JSON decode issue - java

I'm trying to decode JSON output of a Java program (jackson) and having some issues.
The cause of the problem is the following snippet:
{
"description": "... lives\uMOVE™ OFFERS ",
}
Which causes ValueError: Invalid \uXXXX escape.
Any ideas on how to fix this?
EDIT: The output is from an Avro file, the Avro package uses jackson to emit records as JSON.
EDIT2: After poking about in the source files, it might be the case that the JSON is constructed manually (sorry jackson).

What's the original string supposed to look like? \uXXXX is a unicode escape sequence, so it's interpreting \uMOVE as a single character, but it's not a valid unicode value. JSON is always assumed to be unicode, so you'll likely need to fix the string in the originating app

Try quoting the \u like this:
{
"description": "... lives\\uMOVE™ OFFERS ",
}

Basically the input isn't valid json.
The spec on http://www.json.org/ defines how strings should be be encoded. You will have to fix the JSON output from the other application.

This is a known bug in Avro versions < 1.6.0. See AVRO-851 for more details.

Jackson does not currently have a configuration feature to allow accepting such input. (Was it generated with Jackson?)
You could modify the stream parser to handle it. Follow the stack trace to the method(s) that would need changing.
You could submit a change request at http://jira.codehaus.org/browse/JACKSON for Jackson to be enhanced to provide such a feature, though I'm not sure how popular the request would be, and whether it would ever be implemented.

Related

Is there any way to deserialize a nonstandard JSON in Java

{
"id":1,
"city":"cityname",
"address":"{"name":"addressName"}"
}
for example
The value of the address field is missing an escape,Is there a way to deserialize it as a string
Yes and No.
Yes:
If there is a reliable pattern for detecting the error, you could potentially write some Java code to insert the missing escapes. Then you parse the corrected JSON using a regular JSON parser.
It might even be possible to write a custom JSON parser that treats a "{" sequence as "{\", and so on. Or modify an existing parser to do that.
No: A regular JSON parser will reject this. AFAIK, no mainstream JSON parser supports arbitrary non-standard (i.e. broken!) JSON variants.
A better idea is to fix whatever is generating the broken JSON. Or charge the customer who wants you to support this garbage a LOT OF MONEY because their data doesn't conform to the agreed requirements. (Assuming that the agreed requirements said JSON.)

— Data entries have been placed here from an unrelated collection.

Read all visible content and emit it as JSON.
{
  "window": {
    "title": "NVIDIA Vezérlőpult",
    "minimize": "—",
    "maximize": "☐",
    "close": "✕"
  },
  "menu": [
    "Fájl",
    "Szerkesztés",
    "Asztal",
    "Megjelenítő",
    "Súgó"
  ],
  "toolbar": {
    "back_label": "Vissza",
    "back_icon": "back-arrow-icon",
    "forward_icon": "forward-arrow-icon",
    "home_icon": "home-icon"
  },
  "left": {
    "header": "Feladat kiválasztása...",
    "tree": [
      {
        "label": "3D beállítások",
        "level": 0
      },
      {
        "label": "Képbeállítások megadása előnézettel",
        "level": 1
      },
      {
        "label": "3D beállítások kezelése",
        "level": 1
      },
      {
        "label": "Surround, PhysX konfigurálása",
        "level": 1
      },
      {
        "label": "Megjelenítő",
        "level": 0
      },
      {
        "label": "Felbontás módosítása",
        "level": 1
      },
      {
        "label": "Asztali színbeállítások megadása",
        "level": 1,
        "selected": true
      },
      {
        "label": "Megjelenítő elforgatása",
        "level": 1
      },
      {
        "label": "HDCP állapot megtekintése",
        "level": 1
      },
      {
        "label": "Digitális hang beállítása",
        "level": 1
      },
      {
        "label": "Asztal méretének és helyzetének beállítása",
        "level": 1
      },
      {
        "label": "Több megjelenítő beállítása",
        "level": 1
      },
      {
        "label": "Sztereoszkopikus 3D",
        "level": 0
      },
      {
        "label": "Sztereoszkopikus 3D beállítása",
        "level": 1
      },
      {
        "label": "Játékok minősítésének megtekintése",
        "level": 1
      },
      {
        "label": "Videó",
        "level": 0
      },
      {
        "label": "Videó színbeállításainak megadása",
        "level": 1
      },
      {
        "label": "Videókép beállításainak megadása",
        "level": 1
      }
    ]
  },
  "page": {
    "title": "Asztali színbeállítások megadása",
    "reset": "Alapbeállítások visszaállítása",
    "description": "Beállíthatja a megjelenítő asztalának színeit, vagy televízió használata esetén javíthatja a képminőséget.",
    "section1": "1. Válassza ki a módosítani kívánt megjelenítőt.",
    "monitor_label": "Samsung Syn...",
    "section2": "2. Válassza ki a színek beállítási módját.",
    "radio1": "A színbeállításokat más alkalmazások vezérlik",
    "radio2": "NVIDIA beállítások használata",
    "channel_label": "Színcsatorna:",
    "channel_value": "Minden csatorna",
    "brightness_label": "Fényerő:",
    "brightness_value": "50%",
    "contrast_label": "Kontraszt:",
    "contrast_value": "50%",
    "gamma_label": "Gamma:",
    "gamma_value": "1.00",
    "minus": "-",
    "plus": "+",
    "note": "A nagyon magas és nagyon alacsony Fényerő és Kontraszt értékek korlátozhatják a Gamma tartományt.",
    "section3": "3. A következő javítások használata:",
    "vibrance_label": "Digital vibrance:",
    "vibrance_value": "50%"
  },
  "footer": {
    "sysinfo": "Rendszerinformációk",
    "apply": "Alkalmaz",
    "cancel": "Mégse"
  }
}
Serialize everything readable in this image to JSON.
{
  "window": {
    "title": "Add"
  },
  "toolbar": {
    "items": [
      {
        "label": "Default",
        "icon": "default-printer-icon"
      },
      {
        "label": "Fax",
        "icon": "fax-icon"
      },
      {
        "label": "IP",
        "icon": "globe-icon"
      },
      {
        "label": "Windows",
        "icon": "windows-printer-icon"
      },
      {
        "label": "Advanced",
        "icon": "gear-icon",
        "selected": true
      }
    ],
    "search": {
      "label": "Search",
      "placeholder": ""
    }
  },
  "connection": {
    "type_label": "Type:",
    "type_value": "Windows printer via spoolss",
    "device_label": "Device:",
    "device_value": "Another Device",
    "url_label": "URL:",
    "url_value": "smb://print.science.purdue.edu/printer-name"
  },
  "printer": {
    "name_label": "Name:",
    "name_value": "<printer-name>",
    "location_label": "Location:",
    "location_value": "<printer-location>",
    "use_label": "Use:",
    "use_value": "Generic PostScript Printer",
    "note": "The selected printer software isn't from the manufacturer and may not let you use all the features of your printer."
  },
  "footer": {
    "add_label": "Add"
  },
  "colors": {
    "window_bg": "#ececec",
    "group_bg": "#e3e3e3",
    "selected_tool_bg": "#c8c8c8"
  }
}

Cleanest way to deserialize a non-standard (wrong) format of list of JSON string that doesn't have quote

I'm trying to deserialize a Java String to a List of String. Due to some reason, the input may come in two formats:
"[\"string1\", \"string2\"]"
or
"[string1, string2]"
The library I'm using is Jackson databind.
For the first case, it's a typical, easy case that Jackson supports.
For the second, I understand it's not a correct format of JSON and I can hack to achieve the goal by splitting this String by , and remove []s etc, but just would like to know if someone knows a clean way to deserialize something like that.
Thanks in advance.
To answer your question, you can look into YAML parsers. :)
Jackson has an extention for YAML support so that would be your clean solution.
YAML is a superset of JSON so it can parse any valid JSON... as well as many more complex transcripts (like strings without ").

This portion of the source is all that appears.